The street, the fate of many asylum seekers in Brussels
By Bruno Fortea Miras
Brussels, Mar 3 (EFE).- Huddled in tents, with barely enough clothes to stay warm, dozens of migrants have been sleeping rough for weeks in Brussels outside the largest migrant reception center in Belgium.
Most are young men, mainly from Afghanistan, but there are others from Burundi, Eritrea and Palestine who arrived in Belgium to find an overwhelmed public system that cannot guarantee them a roof over their heads due to the lack of available spots in shelters.
The Federal Agency for the Reception of Asylum Seekers (Fedasil), which is in charge of taking in refugees in Belgium, warned late last year that its network of centers was saturated, admitting that it has been common to see asylum seekers sleeping in the streets for over a year.
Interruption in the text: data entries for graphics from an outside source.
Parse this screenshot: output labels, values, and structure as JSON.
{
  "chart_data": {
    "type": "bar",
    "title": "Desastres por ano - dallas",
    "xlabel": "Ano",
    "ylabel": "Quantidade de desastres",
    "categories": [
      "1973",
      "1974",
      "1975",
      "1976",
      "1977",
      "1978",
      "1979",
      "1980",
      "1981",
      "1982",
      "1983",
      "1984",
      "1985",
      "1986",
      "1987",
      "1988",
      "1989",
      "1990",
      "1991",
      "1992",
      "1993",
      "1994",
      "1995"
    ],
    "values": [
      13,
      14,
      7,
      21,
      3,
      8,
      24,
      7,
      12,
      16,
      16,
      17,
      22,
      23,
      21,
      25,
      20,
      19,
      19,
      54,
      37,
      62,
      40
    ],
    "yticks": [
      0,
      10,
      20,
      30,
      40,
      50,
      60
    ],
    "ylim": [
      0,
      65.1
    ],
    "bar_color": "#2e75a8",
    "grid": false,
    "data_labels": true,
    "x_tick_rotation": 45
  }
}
That is the case for Assad, a 21-year-old Afghan man who has been living on the street for nine months, he tells Efe.
“Why don’t they give us passports?” asks the young man, who says that he worked as a driver back home.
Another man, also an Afghan, tells Efe from his tent that he has been homeless in Belgium for half a year. He says that the Red Cross is one of the few organizations that has given them food while they have been living on the street.
Doctors Without Borders (MSF) is another charity that has tried to improve the conditions of the nearly 200 migrants, according to the NGO’s calculations, who are camped next to the Brussels canal, in front of the main reception center for refugees in Belgium, the so-called Petit Chateau (‘Little Castle’).
“The situation is very undignified for a city like Brussels, in northern Europe. Until two weeks ago, people had no access to water or anywhere to go to the toilet, so they relieved themselves in the street or in the canal,” MSF’s policy manager in Belgium, David Vogel, tells Efe.
The NGO has installed huts with toilets and provides drinking water to migrants through a hydrant, solutions that Vogel says are normally used in less developed parts of the world rather than the heart of prosperous Europe.
The organization also provides medical and psychological care to the asylum seekers in the camp, who during the day can go to a center co-managed by MSF where there are showers, activities, clothing and food.
In terms of their health, Vogel says they have detected cases of scabies in 80% of the migrants in the camp who have been treated by MSF staff, although there are also patients with tuberculosis or other serious diseases, such as HIV or cancer, who had not received any treatment.
Some Belgian citizens also come to the area to help the migrants, like Sophie, who lives two streets away. She has already come several times to give them food, mattresses and, above all, slippers, as some of them have only flip-flops to wear.
“I went to the supermarket with these people and asked them if they wanted anything. I talked to them a little bit, and they told me they needed slippers, slippers and more slippers. I asked my friends if they could lend me some, and now I give as many slippers as I can,” Sophie tells Efe.
Earplugs are another item that the asylum seekers have asked Sophie for, as they are camped next to one of Brussels’ busiest roads.
For Arianne, a resident of the central district of Molenbeek, the situation is “unacceptable.”
“It is a difficult situation (…) I have not hesitated at any time to lend them a hand. They are in a very precarious state,” Arianne tells Efe.